Tarana Burke: Founding the “Me Too” Movement


from Time magazine

Tarana Burke is credited with starting the "Me Too" Movement in 2006.

Sofia Melkun, Writer

Tarana Burke was raised by her mother in the Bronx with a strong understanding of who she was as an African-American child. Although she grew up in America, she was prohibited from reciting The Pledge of Allegiance. Her grandfather did not want her to say it because he believed she could not pledge to a country that had no allegiance to her.

Burke is a civil rights activist who was the original founder of the “Me Too” movement, which she started in 2006. This movement was a way to stand in solidarity with other sexual abuse survivors.

In 1996, Burke originated the phrase “me too” while working at a summer camp. She was approached by a 13 year old girl who had been sexually abused. The girl’s story triggered Burke’s memory of the sexual assault she suffered as a child. Burke is a three-time survivor of sexual assault herself.

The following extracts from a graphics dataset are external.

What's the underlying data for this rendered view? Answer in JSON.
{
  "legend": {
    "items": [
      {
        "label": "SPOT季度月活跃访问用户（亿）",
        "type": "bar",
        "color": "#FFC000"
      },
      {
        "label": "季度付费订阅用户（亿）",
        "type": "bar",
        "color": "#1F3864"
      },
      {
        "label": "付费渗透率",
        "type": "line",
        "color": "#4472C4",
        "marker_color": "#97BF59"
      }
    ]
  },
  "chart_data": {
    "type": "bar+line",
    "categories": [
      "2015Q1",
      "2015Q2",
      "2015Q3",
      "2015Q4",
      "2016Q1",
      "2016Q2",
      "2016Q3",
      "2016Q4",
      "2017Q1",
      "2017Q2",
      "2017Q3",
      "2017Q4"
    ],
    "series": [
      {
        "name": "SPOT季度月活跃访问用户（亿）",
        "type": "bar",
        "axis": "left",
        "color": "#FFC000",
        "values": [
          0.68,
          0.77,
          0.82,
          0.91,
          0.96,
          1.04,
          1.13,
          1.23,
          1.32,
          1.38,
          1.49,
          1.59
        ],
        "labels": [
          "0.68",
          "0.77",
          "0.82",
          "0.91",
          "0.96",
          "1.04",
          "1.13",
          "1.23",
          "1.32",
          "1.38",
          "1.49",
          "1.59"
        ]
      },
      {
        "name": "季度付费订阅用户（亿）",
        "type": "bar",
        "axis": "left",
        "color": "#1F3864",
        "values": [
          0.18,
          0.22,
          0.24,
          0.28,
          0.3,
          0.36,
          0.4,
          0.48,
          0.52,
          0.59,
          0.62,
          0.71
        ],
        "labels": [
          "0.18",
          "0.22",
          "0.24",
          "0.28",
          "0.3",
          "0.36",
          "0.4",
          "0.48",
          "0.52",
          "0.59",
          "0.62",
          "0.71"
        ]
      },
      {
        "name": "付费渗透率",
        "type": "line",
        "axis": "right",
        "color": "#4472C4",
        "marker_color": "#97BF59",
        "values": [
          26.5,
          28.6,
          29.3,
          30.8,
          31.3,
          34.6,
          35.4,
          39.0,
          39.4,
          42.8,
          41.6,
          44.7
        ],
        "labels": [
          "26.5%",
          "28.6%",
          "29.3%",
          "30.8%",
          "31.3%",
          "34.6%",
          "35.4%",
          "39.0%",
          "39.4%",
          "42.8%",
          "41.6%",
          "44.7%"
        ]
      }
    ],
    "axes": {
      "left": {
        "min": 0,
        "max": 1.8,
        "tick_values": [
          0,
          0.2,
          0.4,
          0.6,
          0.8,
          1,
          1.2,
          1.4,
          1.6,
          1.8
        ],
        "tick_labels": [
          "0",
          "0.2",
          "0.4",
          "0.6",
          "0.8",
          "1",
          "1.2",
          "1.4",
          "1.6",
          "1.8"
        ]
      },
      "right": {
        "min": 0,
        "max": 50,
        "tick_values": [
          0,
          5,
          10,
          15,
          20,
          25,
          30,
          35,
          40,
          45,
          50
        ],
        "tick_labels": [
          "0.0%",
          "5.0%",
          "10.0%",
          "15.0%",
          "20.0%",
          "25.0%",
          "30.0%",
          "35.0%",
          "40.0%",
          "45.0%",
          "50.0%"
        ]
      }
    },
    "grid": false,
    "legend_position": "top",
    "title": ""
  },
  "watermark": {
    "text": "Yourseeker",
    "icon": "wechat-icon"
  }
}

She replied by saying, “You’re not alone. This happened to me too.”

Burke realized that this story was common and began her fight to help survivors of sexual assault. From this point forward, “me too” helped Burke shape her life-long campaign for activism to help girls and women who have experienced any kind of sexual violence.

She practiced listening deeply to young African-American girls when they told her about their experiences. A girl told Burke that she was the second person she had told her story to, but the first one to believe her.

In 2017, Burke was among a group of female activist to be named TIME’s Person of the Year. Her work has movements across industries in over 85 countries.

In an interview at the 2019 MAKERS Conference, Burke says, “I have always done youth work, because I believe young people will save us.”